Dentro dos artigos que abordam o primeiro tema, temos “Invisible Religion and Cultural Memory” que aborda a relação da sua teoria com o conceito de “Religião Invisível” de Thomas Luckmann, e avalia como o conceito de memória cultural interage com esses universos simbólicos, principalmente com a distinção entre “religião visível”, que se aproxima mais do significado comum do termo, a as “religiões invisíveis” que significam um universo mais geral de ordem cósmica que independe de determinada institucionalização. Além disso, há o capítulo “Monotheism, Memory, and Trauma: Reflections on Freud’s Book on Moses” onde Assmann discute a pertinência da última obra de Freud, que relaciona os temas de “trauma”, “culpa” e “memória” com a religião, especialmente a monoteísta.

Os artigos que priorizam a questão das “mídias” da memória cultural, principalmente a escrita e a canonização de textos, são os seguintes: “Five Stages on the Road to the Canon: Tradition and Written Culture in Ancient Israel and Early Judaism”, “Remembering in Order to Belong: Writing, Memory and Identity”, “Cultural Texts Suspended Between Writing and Speech” e “A Life in Quotation: Thomas Mann and the Phenomenology of Cultural Memory”. Por fim, há os artigos que abordam ambos os temas, investigando dentro deste campo conceitual o papel das “mídias” da religião, principalmente os rituais e textos sagradas: “Text and Ritual: The Meaning of the Media for the History of religion” e “Officium Memoriae: Ritual as the Medium of Thought”. O livro encerra com um capítulo que talvez seja a aplicação mais ambiciosa da teoria: “Egypt in Western Memory”, que investiga o lugar do Egito Antigo na memória da sociedade moderna.
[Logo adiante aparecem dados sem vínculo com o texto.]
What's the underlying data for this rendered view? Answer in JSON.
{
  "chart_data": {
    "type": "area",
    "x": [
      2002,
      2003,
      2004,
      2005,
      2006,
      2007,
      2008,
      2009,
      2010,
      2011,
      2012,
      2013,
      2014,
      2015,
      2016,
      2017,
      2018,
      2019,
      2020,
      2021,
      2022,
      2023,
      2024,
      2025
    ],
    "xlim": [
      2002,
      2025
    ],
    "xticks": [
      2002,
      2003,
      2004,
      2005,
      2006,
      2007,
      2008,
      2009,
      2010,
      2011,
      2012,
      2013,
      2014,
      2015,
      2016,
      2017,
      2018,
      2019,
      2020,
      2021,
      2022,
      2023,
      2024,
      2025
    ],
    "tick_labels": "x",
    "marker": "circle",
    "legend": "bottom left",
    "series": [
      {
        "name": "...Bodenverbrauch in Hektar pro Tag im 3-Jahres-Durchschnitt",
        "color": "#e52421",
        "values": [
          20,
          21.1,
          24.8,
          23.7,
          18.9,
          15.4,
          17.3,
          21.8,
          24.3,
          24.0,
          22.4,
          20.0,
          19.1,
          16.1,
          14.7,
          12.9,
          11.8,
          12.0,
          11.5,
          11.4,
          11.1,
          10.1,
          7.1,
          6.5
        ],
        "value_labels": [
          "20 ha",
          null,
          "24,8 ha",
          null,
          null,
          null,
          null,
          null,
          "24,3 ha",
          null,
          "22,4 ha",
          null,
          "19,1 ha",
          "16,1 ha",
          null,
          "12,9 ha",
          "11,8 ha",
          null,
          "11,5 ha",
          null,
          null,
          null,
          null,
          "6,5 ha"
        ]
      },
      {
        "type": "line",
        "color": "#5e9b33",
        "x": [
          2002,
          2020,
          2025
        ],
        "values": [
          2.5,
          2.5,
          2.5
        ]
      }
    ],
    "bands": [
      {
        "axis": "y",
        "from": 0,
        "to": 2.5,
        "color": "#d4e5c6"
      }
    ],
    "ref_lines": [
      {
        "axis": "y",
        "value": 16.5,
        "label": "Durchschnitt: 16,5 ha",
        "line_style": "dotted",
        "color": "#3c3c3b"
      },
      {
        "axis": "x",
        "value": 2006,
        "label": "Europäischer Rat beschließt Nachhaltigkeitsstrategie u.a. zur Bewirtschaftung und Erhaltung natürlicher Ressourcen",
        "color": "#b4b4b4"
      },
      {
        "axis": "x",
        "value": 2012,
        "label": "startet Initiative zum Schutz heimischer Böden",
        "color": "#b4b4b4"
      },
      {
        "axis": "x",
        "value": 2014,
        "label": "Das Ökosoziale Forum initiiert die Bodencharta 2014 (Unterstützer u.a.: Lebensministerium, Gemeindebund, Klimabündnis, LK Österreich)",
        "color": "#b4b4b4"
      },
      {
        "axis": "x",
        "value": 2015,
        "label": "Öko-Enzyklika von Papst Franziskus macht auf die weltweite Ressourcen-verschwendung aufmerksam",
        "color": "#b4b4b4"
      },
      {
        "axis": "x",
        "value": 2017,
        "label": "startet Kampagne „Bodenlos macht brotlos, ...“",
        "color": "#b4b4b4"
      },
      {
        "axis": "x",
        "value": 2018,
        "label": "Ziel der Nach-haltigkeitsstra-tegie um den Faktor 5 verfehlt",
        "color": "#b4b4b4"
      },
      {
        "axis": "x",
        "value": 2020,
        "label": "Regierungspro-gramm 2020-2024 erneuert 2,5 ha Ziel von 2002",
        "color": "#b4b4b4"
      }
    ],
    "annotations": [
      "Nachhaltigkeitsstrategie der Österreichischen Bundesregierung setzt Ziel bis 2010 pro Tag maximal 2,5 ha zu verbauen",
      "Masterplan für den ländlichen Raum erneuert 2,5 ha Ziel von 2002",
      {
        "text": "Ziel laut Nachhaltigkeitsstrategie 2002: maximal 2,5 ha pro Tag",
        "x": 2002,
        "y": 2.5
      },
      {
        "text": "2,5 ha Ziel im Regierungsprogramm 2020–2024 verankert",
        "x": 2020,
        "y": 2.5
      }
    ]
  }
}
Assmann possui a capacidade de reabilitar antigas questões com novas definições, de uma forma clara e original. Em suma, sua perspectiva de trazer à tona a dimensão da memória social com um novo olhar, enriquecido com leituras sociológicas e hermenêuticas, e assim lançar uma contribuição objetiva ao problema das profundezas do tempo e as condições de constituição de um cânone. Por outro lado, o seu método pode facilmente desviar em incoerências se não levar em conta alguma das inúmeras mídias e caminhos nos quais o complexo e múltiplo fenômeno da memória cultural transcorre os milênios, mas este é o tipo de risco que se assume quando se propõe compreender um fenômeno muito complexo. No entanto, sua contribuição ao debate é notável, e vem somar-se às outras abordagens sobre o tema [155].

Notas

154. Esta definição é analisada mais detalhadamente em outro artigo do autor: ASSMANN, Jan. “Collective Memory and Cultural Identity”. Translated by John Czaplicka. New German Critique. Nº 65, Cultural History/Cultural Studies (Spring-Summer, 1995), pp. 125-133

155. Penso especialmente na obra RICOEUR, P.. A Memória, a história, o esquecimento. Campinas: Unicamp, 2007, que possui considerável relevância na academia brasileira.

Denis Correa153 – Licenciado e Mestrando em História pela UFRGS. E-mail: [email protected]   Curriculum Lattes: http://buscatextual.cnpq.br/buscatextual/visualizacv.do?id=K4212929P9


ASSMANN, Jan. Religion and Cultural Memory: ten studies. Translated by Rodney Livingstone. Stanford: Stanford University Press, 2006. Resenha de: CORREA, Denis. Alétheia – Revista de Estudos sobre Antiguidade e Medievo. Jaguarão, v.2, n.2, p.125-128, jul./dez., 2011.